A central Wellington supermarket has been accused of being “willfully blind” to years of drunken violence in its car park after hours, including a 30-man brawl just weeks ago.
The car park at New World Wellington City, generally known as Chaffers New World, on Wakefield St has become such a hub for alcohol abuse, fights, theft and disorderly conduct after dark on weekends that police have dubbed it and Blair St “Wellington’s crime corridor”.
New World’s liquor licence is now under threat as a result. It sought a renewal from the Wellington District Licensing Committee on Friday but police raised serious questions about whether it should be granted.
Once the supermarket is closed, surely it is the responsibility of the Police to deal with crime in the carpark, and has nothing to do with the supermarket?
Police told the licensing committee that the majority of those at fault were “young” people either pre-loading before heading to bars in Wellington’s CBD, or side-loading between visits to pubs on Friday and Saturday nights.
In the 12 months since June 2014, the car park was the scene of 30 violence and disorder callouts, 18 alcohol-related harm callouts and 12 theft callouts, excluding shoplifting)

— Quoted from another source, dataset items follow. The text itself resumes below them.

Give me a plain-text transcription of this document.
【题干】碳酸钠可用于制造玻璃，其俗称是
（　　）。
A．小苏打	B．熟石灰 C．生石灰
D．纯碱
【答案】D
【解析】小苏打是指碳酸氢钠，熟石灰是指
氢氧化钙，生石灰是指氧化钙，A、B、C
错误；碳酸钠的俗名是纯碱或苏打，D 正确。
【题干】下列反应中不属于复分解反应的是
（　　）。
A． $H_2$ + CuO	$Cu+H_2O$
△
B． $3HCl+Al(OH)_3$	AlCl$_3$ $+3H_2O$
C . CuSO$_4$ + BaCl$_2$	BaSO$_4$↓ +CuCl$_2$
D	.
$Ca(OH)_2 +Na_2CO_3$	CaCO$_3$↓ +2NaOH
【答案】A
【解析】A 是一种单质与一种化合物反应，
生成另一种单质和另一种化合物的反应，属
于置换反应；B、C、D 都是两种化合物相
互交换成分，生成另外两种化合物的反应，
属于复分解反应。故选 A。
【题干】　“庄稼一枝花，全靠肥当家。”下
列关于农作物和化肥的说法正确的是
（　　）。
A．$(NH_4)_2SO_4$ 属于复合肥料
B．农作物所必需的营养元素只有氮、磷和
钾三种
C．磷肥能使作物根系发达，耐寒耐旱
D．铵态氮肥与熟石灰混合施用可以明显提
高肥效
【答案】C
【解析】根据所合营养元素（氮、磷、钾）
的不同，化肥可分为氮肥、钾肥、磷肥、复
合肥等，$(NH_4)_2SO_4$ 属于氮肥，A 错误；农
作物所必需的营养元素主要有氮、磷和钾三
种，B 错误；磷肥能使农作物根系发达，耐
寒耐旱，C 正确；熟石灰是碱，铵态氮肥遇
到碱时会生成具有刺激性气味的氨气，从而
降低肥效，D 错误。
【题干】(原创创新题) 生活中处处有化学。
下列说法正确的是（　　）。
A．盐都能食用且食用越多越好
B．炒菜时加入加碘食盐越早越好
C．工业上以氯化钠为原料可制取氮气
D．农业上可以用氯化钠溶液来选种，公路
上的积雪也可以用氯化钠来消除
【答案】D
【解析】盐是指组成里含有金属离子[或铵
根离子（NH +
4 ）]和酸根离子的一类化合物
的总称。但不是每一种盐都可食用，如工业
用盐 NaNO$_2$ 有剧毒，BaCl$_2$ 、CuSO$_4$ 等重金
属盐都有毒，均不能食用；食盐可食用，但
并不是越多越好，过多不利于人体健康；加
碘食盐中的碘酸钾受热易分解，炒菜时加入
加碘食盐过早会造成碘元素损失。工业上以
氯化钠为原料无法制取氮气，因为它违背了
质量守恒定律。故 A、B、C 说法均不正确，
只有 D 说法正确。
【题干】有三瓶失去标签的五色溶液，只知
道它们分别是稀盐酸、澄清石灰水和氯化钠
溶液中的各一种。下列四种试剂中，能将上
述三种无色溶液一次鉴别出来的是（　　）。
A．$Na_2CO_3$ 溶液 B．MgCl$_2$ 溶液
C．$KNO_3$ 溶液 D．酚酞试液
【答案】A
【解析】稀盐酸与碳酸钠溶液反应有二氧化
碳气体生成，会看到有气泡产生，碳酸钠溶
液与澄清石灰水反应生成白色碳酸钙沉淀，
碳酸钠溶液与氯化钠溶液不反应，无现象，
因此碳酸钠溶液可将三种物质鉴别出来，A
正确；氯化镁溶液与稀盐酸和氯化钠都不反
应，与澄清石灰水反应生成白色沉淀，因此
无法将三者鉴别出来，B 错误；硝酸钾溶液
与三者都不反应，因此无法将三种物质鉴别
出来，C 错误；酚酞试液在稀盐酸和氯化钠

In the early hours of October 11, Police were called to quell a large fight involving up to 30 people.
Two Wellington police officers said they had been raising concerns about the car park since 2013 but their impression was that the store did not care what happened after closing, and was only prepared to do “the minimum” to address it.
Young people go to large open spaces – whether it be car parks or parks. Again why is the supermarket responsible for what happens when they are closed?
Wellington City New World director Gary Baker said he was only made aware of the car park issues in December 2014, and had been working with police to solve the problem since then.
Two extra security cameras had been installed in the car park, the lights were now left on overnight and security guards had been employed after hours.
Chaining up the car park was problematic because some staff, like shelf-fillers and bakers, worked outside of trading hours and it could be dangerous if they had to park further away, Baker said.
The majority of alcohol being consumed in New World’s car park after hours was not purchased at the supermarket, although some of it was, police said.
So if most of the alcohol is purchased elsewhere, again why scapegoat New World?